Connie
I know I said I wouldn’t go running back to him again, that I was going to be strong, stand up for myself, but all of this is just too much. I couldn’t walk away from him now even if you paid me.
Fin and I talked for hours last night. He told me all about what his life is actually like and my heart bled for him. I hate myself for not seeing how much he was suffering but as he told me himself he’s a stubborn bastard and wouldn’t allow anyone to see it. He has agreed to accept my help though, and the help of Ruben and our parents, who I know will want to do everything they can. Fin and Ruben aren’t exactly on speaking terms yet but they’ll get there. Ruben must have had some realisation because he did bring Fin to my appointment after all, if he really hated him he wouldn’t have done that. I’m not stupid enough to think Emma didn’t have anything to do with that mind you.
I told him all about my pregnancy and apologised again and again for not telling him sooner. He said it was okay but after the amount of things he’s kept from me he could hardly say much else really could he?
“So it’s all you’re fault really,” he says after a few minutes of silence.
“What’s my fault?”
“You said last night that you think you fell pregnant the night of your birthday. Well you practically threw yourself at me that night, begged me. I tried to be strong, do the right thing but you forced me. So it’s your fault!”
“Okay, fine,” I say with a smile, “it’s all my fault.”
Fin passes me over a plate of toast. He’s been so sweet this morning holding my hair up and rubbing my back while I puked into his toilet.
After our long talk last night Fin put me to bed, he could see I was struggling to stay awake and I was grateful, it had been an eventful day. And with the picture of our baby propped up on his bedside table and his hand resting gently on my belly we fell fast asleep together.

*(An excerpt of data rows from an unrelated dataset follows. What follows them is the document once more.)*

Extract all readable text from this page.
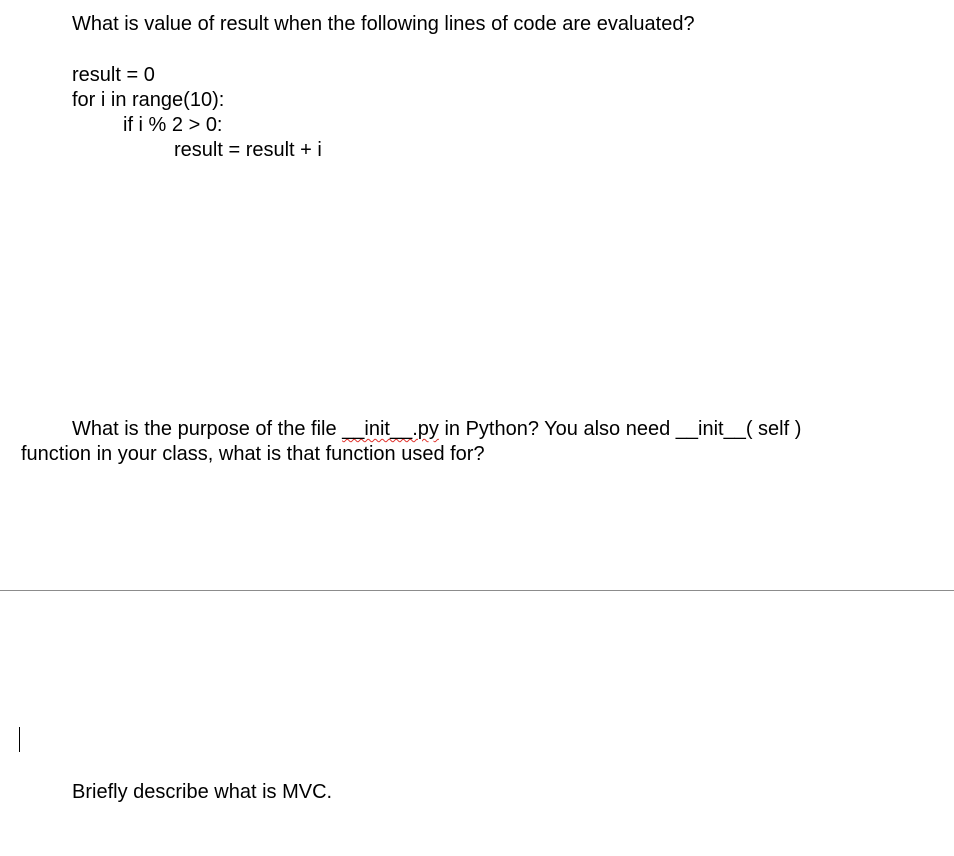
What is value of result when the following lines of code are evaluated?
result = 0
for i in range(10):
if i % 2 > 0:
result = result + i
What is the purpose of the file __init__.py in Python? You also need __init__( self )
function in your class, what is that function used for?
Briefly describe what is MVC.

Fin told me all about his fears that what happened to William and his mum will happen to me and our baby. I reassured him that testing is better these days and if there is something wrong it will be seen, I think I managed to make him feel better but I could still see the scepticism in his eyes. Knowing all this does make his running from the hospital yesterday a little more understandable, not only was it a shock to find out I was pregnant he also had those thoughts running through his head. I could see the panic in his features when I was being ill this morning, it took me quite a long time to convince him I was fine, that it was normal and being sick was actually a sign of a healthy pregnancy.
“How are you feeling about today?” I ask him after I’ve had a couple of bites. We agreed last night that we were going to talk to both my parents and Ruben and Emma today. That he was going to open up. Oh and we’re going to announce that we are giving it another go, out in the open.
“Honestly. Shit scared. I’m scared they’ll be pissed off that I’ve kept it secret for so long.”
“Don’t be silly, they’ll understand.” I reach over and give him a kiss on the cheek.
“Good morning,” Fred says when he appears in his flannel pyjamas a little while later. He looks much better this morning.
“Dad,” Fin says cautiously, obviously trying to judge how he is today.
“Morning, Fin, Connie, was it? Sorry my memory isn’t what it used to be.”
I see Fin breath a huge sigh of relief. We’ve made a plan and we need his dad in a relatively sound mind so we can talk to him about it.
“That’s it,” I say smiling up at him. “Come and have breakfast with us.”
“Dad, we need to talk to you about something.”
Fred looks between us nervously. “I’ve got to move out, haven’t I?”
The way he asks is so sad that I have to really fight not to burst into tears. Fin was right last night when he told me how much his dad loves this place and it makes me so glad that we came to the decision we have.
“No Dad, a few things are going to change though and I need to know you’re going to be okay with that.”
“Go on,” he says sceptically.
“Connie and I have actually been together for quite a while and…she’s pregnant, Dad.”
We both watch to see what his reaction is going to be. Fin was concerned that talk of pregnancy and baby’s might be a trigger for him. He doesn’t do anything for long seconds but soon enough a huge smile splits his face.
“Congratulations.”
“And if it’s okay with you, Connie and the baby are going to live here, with us.”
“That’s wonderful, will be nice to have a woman about the place again.”
Fin goes to say something else but as I look at Fred I physically see the lights go out. Fin stutters, he obviously sees it too.